The carrier pigeon, after a pleasant sun-doused doze on the window-ledge, awoke to the growing dark. The sun still glittered down the length of the three by-lanes that ran down the short edge of the square, its light caught and shadowed at points by shuffling pedestrians and small sellers’ carts, and on the upper floors, by lines of washing strung there by the shopkeepers’ wives and by the occasional row of tiny sparrows perched upon the lines. It was lowering now to its final ebb, and the pigeon thought there is a bright colour to the sky tonight, and ruffled his feathers and stretched, his hold on the slightly-sloped stone ledge seeming suddenly loose. Resettling his perch—for there was nowhere else conceivably, now, to go, with his homeward message yet undelivered—he resettled his oddly ruffled mind.
It was odd, it seemed to the carrier-pigeon, that he should still be carrying his message. He was not, surely, usually this long in waiting on the ledge. At the other end…yes, there had been a wait there, more times than once, but how many times, in any approximation, he could not say. At this end, though, it was odd. He scuffled along the breadth of the window-panes and took in the interior, all dark still, even as the outside sky grew darker and he thought, yes, usually there is flame by this darkness, and so, probably no human had arrived while he slept and waited. Probably no human at all, and certainly not the one for whom he waited—for he still carried his message.

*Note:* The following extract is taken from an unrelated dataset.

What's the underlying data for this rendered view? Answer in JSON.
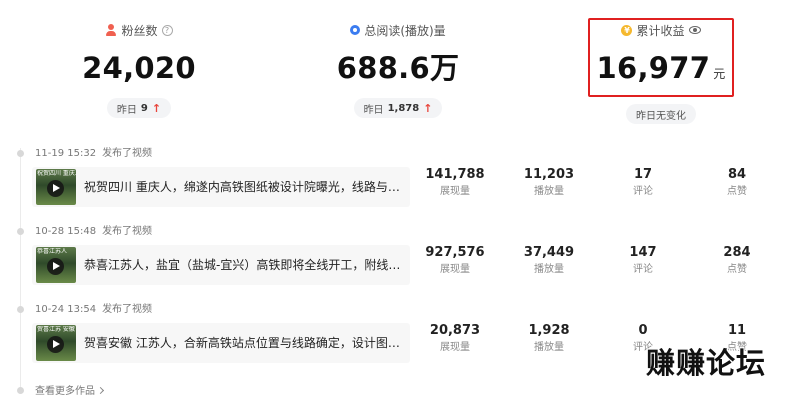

He ruffled his feathers again—it was an unconscious response to a mounting sense of discomfort, though not physical, for he felt warm and rested still from his afternoon’s dozing, and had fed well at his last posting, where the Master of Pigeons (his name was Aldwick, though he was most commonly known as Young Master Pidge) kept up a live supply of crawlers. How exactly he sourced this supply, none was keen to enquire. Pip was particularly fond of Young Master Pidge’s crawlers—he considered, with some vagueness, that they tasted of the city’s southern flat-lands, for there was a whiff, he felt, of the sea and its saltiness and its fishiness, and this scant scent of salt always gave him some impression we can most usefully describe as an impression of the concept of ‘home’. He knew—though how he knew it, he could not conceive of—that he was born of the city’s southern edges.
Once he had remembered something—though he was not, afterward, really to remember the remembrance, except once, in a moment that flashed by in an instant—of the place he was born. A ragged wiry nest amongst the grass-clumps at the outskirts of the southern city, in the rag-lands, the stretch of dry grassy land with its occasional date-palm and its occasional shanty-like sellers’ shack. The taste of toasted corn—snatched from beneath the tables of an outdoor café close to the waters-edge—had once given him this impression of ‘home’ too, a corn much like the one sold by water-side stallsmen.
The rag-lands ended patchily and merged with the mudflats that swelled each evening into shallow waters, flooding the ever-green grasses. Each early morning, as the waters drew back into the bays, and the flats were lain wet and bare beneath the very earliest glimmers of sunlight, and the night’s lingering coolness still cut through the summer’s air, the birds of the shallows came to feed on the sea-crawlers left stranded on the glistening muds. Some used long bills to reach deep into the water-logged sandy mud, others shuffled wide bills along the stretches of shallow water, catching up the small fish drifting in the waters.